The education company co-founded by Attorney General Merrick Garland’s son-in-law is facing fresh scrutiny after it was revealed the company supports critical race theory curricula while servicing 23,000 schools in the nation, costing tax payers hundreds of thousands of dollars — while Garland cracks down on opposition to the ideology.
Garland has been under fire this past week for his Oct. 4 memo in which he tasked the FBI with investigating an alleged recent spike in violence against school staff amid backlash to CRT being injected into school curricula, though Garland’s memo did not specify what those acts were.
Amid criticism from parents and politicians over the intentions behind the order, some are questioning whether Garland has a conflict of interest due to his son-in-law’s company.
Panorama Education, co-founded by Xan Tanner, sells surveys to school districts nationwide with a focus on “social and emotion climate,” according to a report by Forbes.
With contracts in more than 50 of the 100 largest school districts in the U.S., Panorama Education claims to be supporting “13 million students in 23,000 schools and 1,500 districts across 50 states.”
According to OpenTheBooks, a government expenditure library, the company has been hired by school districts in California, Delaware, Florida, Georgia, Illinois, Indiana, Iowa, Maine, Massachusetts, Michigan, New Hampshire, New Mexico, North Carolina, Ohio, Oregon, Pennsylvania, Rhode Island, Texas, Utah, Virginia, and Wyoming for surveys or training.
The surveys reportedly give justification for new curricula in schools which parents have recently taken issue with, such as critical race theory.
One survey, distributed by Arlington Public Schools in Virginia, revealed students have been asked questions such as “how clearly do you see your culture and history reflected in your school?” and “how often do you feel that you are treated poorly by other students because of your race, ethnicity, gender, family’s income, religion, disability, or sexual orientation?”
Panorama Education’s contract with APS was settled in 2017 and was for three school-wide surveys over a five year period. According to Forbes, the contract cost taxpayers $288,270.
Since 2017, the company has raised around $76 million from investors and just last month, Panorama Education struck a $60 million private financing raise with General Atlantic.
The company has been paid millions of dollars by various states. In California, the El Dorado County Office of Education paid Panorama Education $1.4 million last year in part to “reduce the achievement gap by ensuring that all systems are culturally, linguistically, and equitably responsive to the needs of our students.”
In an Oct. 8 letter, several Republican lawmakers wrote to Garland expressing concern over “reporting about an alleged connection between your family members and controversial curricula that will directly benefit from this memorandum and the chilling of speech.”
“Your daughter, Rebecca Garland, married Alexander (“Xan”) Newman Tanner in 2018.3 Mr.
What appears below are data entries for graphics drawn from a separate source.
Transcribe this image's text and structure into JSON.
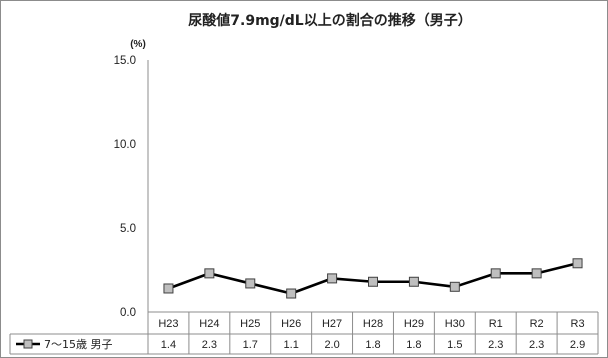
{
  "chart_data": {
    "type": "line",
    "title": "尿酸値7.9mg/dL以上の割合の推移（男子）",
    "ylabel": "(%)",
    "ylim": [
      0,
      15
    ],
    "yticks": [
      "0.0",
      "5.0",
      "10.0",
      "15.0"
    ],
    "grid": false,
    "legend": "table-left",
    "categories": [
      "H23",
      "H24",
      "H25",
      "H26",
      "H27",
      "H28",
      "H29",
      "H30",
      "R1",
      "R2",
      "R3"
    ],
    "series": [
      {
        "name": "7～15歳 男子",
        "values": [
          1.4,
          2.3,
          1.7,
          1.1,
          2.0,
          1.8,
          1.8,
          1.5,
          2.3,
          2.3,
          2.9
        ],
        "labels": [
          "1.4",
          "2.3",
          "1.7",
          "1.1",
          "2.0",
          "1.8",
          "1.8",
          "1.5",
          "2.3",
          "2.3",
          "2.9"
        ]
      }
    ],
    "colors": {
      "line": "#000000",
      "marker_fill": "#bfbfbf",
      "marker_stroke": "#404040"
    }
  }
}
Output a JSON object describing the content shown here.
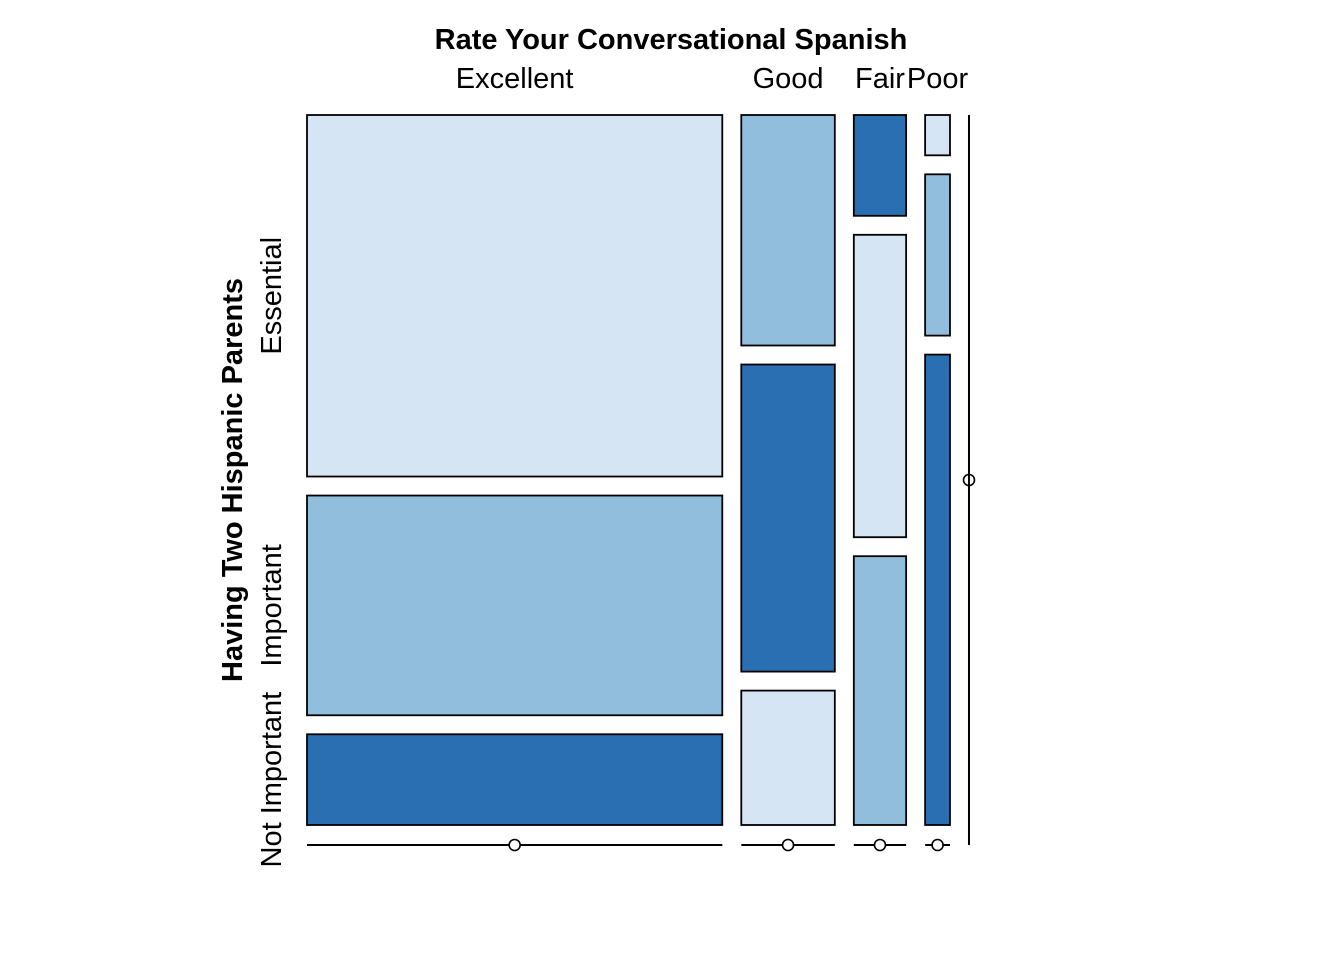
{
  "chart_data": {
    "type": "mosaic",
    "title": "Rate Your Conversational Spanish",
    "ylabel": "Having Two Hispanic Parents",
    "columns": [
      {
        "label": "Excellent",
        "share": 0.635,
        "segments": [
          {
            "category": "Essential",
            "share": 0.538
          },
          {
            "category": "Important",
            "share": 0.327
          },
          {
            "category": "Not Important",
            "share": 0.135
          }
        ]
      },
      {
        "label": "Good",
        "share": 0.143,
        "segments": [
          {
            "category": "Essential",
            "share": 0.343
          },
          {
            "category": "Important",
            "share": 0.457
          },
          {
            "category": "Not Important",
            "share": 0.2
          }
        ]
      },
      {
        "label": "Fair",
        "share": 0.08,
        "segments": [
          {
            "category": "Essential",
            "share": 0.15
          },
          {
            "category": "Important",
            "share": 0.45
          },
          {
            "category": "Not Important",
            "share": 0.4
          }
        ]
      },
      {
        "label": "Poor",
        "share": 0.038,
        "segments": [
          {
            "category": "Essential",
            "share": 0.06
          },
          {
            "category": "Important",
            "share": 0.24
          },
          {
            "category": "Not Important",
            "share": 0.7
          }
        ]
      },
      {
        "label": "",
        "share": 0.0,
        "segments": []
      }
    ],
    "row_labels": [
      "Essential",
      "Important",
      "Not Important"
    ],
    "palette": [
      "#d6e5f4",
      "#90bedc",
      "#2a6fb2"
    ],
    "grid": false
  }
}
Tanner is a co-founder of Panorama Education (“Panorama”), a “social learning” provider that provides consultancy services that reportedly aids schools in teaching critical race theory under the guise of “equity and inclusion” to America’s children,” US Sens. Ted Cruz (R-Texas), Marsha Blackburn (R-Tenn.) and Mike Lee (R-Utah) wrote.
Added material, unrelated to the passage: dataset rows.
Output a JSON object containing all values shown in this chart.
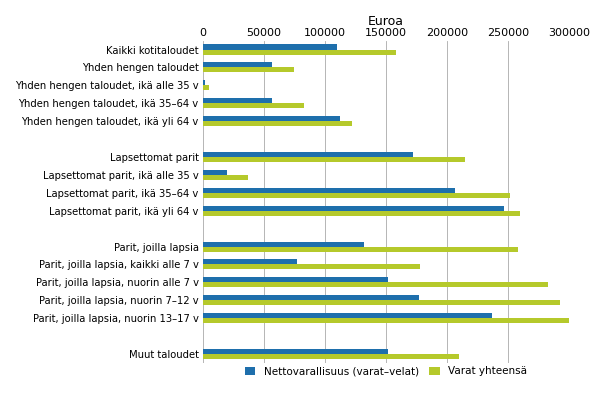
{
  "categories": [
    "Kaikki kotitaloudet",
    "Yhden hengen taloudet",
    "Yhden hengen taloudet, ikä alle 35 v",
    "Yhden hengen taloudet, ikä 35–64 v",
    "Yhden hengen taloudet, ikä yli 64 v",
    "",
    "Lapsettomat parit",
    "Lapsettomat parit, ikä alle 35 v",
    "Lapsettomat parit, ikä 35–64 v",
    "Lapsettomat parit, ikä yli 64 v",
    "",
    "Parit, joilla lapsia",
    "Parit, joilla lapsia, kaikki alle 7 v",
    "Parit, joilla lapsia, nuorin alle 7 v",
    "Parit, joilla lapsia, nuorin 7–12 v",
    "Parit, joilla lapsia, nuorin 13–17 v",
    "",
    "Muut taloudet"
  ],
  "netto": [
    110000,
    57000,
    2000,
    57000,
    112000,
    null,
    172000,
    20000,
    207000,
    247000,
    null,
    132000,
    77000,
    152000,
    177000,
    237000,
    null,
    152000
  ],
  "varat": [
    158000,
    75000,
    5000,
    83000,
    122000,
    null,
    215000,
    37000,
    252000,
    260000,
    null,
    258000,
    178000,
    283000,
    293000,
    303000,
    null,
    210000
  ],
  "blue_color": "#1e6fac",
  "green_color": "#b5c92b",
  "xlabel": "Euroa",
  "legend_netto": "Nettovarallisuus (varat–velat)",
  "legend_varat": "Varat yhteensä",
  "xlim": [
    0,
    300000
  ],
  "xticks": [
    0,
    50000,
    100000,
    150000,
    200000,
    250000,
    300000
  ],
  "xtick_labels": [
    "0",
    "50000",
    "100000",
    "150000",
    "200000",
    "250000",
    "300000"
  ],
  "bar_height": 0.28,
  "figsize": [
    6.05,
    4.16
  ],
  "dpi": 100
}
“On September 29, the National School Boards Association sent a letter to the Biden administration raising complaints about parents’ protests at school board meetings,” they added.
“Then, less than a week later, you issued the memorandum, which will benefit companies like Panorama, whose contracts may be in jeopardy as parents stand up to school boards and demand that their children not be indoctrinated with critical race theory.”
The senators pointed out the DOJ’s “Conflict of Interest Policy,” appearing to accuse Garland of breaking it while implying Tanner may directly benefit from last week’s memorandum.
Panorama Education has also come under criticism after reports revealed the company recommended teachers read a book featuring an essay written by Bill Ayers, a former designated domestic terror group leader, according to the Washington Examiner.
Last week, the company shared on social media 11 books that educators could read to “enhance your own social-emotional learning.”
Included on the list was “Teaching When the World is on Fire,” a 2019 collection of essays. The first essay in the collection is written by Ayers. The editor of the collection, Lisa Delpit, an education activist, called the essay a “masterful ode to teaching when the world is on fire.”
The essay puts a focus on race, telling teachers that the system they are joining “hates Black and Brown and poor kids.”
The Department of Justice did not immediately respond to The Post’s request for comment.